Severin Borenstein, James Bushnell, Frank Wolak, and Matthew Zaragoza-Watkins “Report of the Market Simulation Group on Competitive Supply/Demand Balance in the California Allowance Market and the Potential for Market Manipulation” (July 2014) | WP-251 | Press Release | Blog Post

Abstract:
We analyze the demand for emissions allowances and the supply of both allowances and abatement opportunities in California’s cap and trade market for greenhouse gases (GHG). We estimate a cointegrated vector autoregression for the main drivers of greenhouse gas emissions using annual data from 1990 to 2011 and use it to simulate business-as-usual (BAU) emissions during California’s program during 2013-2020, the years for which the rules of the program have been established. We then consider additional price-responsive and price-inelastic activities — such as state’s other GHG reduction programs — that will affect the supply/demand balance in the allowance market. We show that there is significant uncertainty in the BAU emissions levels due to uncertainty in economic growth and other factors. Our analysis also suggests that while many GHG abatement programs are in place, most of the planned abatement will not be very sensitive to the price of allowances, creating a steep abatement supply curve. The combination of BAU uncertainty and inelastic abatement supply implies a high probability that the price in the California [allowance market] will either be at the price floor, or high enough to trigger a safety valve mechanism called the Allowance Price Containment Reserve (APCR). We find similar results for the first two compliance periods within the program — 2013-2014 and 2015-2017 — though with higher probabilities that the price will remain at the floor. However, we also find significant risk that market participants might be able to artificially inflate prices by “banking” allowances for later use. We conclude with recommendations for changes to the market rules that would greatly reduce the risks of extreme price spikes from real or artificial shortages.

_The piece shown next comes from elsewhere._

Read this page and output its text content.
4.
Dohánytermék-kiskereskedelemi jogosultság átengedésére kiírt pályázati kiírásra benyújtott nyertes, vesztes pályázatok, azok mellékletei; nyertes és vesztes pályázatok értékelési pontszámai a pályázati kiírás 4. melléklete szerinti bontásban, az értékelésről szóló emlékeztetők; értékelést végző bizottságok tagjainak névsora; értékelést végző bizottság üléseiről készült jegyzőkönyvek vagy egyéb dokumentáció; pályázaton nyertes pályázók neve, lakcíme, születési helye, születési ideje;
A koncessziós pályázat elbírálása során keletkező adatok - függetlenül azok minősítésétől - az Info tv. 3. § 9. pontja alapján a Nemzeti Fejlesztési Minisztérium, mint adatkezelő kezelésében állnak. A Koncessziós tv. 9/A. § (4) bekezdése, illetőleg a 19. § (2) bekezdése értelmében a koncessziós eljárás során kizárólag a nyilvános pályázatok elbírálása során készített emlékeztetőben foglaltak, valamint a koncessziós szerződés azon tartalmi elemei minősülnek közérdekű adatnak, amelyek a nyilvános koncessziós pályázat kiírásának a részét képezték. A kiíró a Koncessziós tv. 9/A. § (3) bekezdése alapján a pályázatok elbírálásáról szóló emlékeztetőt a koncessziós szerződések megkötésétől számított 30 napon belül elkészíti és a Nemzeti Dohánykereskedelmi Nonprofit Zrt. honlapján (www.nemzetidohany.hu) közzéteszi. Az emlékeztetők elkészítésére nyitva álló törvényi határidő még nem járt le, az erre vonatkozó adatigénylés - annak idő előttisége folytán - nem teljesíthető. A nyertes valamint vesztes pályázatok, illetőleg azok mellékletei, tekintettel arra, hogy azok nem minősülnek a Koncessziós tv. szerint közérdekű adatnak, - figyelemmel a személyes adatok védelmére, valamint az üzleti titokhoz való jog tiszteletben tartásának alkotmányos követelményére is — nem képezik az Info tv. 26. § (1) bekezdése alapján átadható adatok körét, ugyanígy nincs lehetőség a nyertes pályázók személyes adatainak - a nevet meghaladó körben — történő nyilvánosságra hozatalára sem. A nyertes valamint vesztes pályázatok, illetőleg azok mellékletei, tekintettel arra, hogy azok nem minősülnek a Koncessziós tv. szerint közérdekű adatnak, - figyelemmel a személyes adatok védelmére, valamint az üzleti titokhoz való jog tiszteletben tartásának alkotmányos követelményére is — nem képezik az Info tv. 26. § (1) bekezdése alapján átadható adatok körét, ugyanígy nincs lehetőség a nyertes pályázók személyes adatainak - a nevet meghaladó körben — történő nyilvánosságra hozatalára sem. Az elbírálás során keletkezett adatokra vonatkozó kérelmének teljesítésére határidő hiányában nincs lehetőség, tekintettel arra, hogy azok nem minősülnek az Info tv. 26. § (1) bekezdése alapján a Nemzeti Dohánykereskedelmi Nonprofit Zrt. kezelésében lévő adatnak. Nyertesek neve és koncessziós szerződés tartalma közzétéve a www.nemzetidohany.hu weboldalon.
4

We argue for two changes in particular.  The first is a more explicit mechanism for ensuring that the APCR is not exhausted prior to 2020, thereby limiting prices to not exceed the highest tier of the APCR.  The second recommended change is to allow conversion — for a fee — of the vintages of allowances already held by compliance entities.  In this way in-circulation allowances from one compliance period could, at a cost, be applied to other compliance periods.  Vintage conversion would greatly bound the extent to which compliance costs from one period diverge from those of other periods.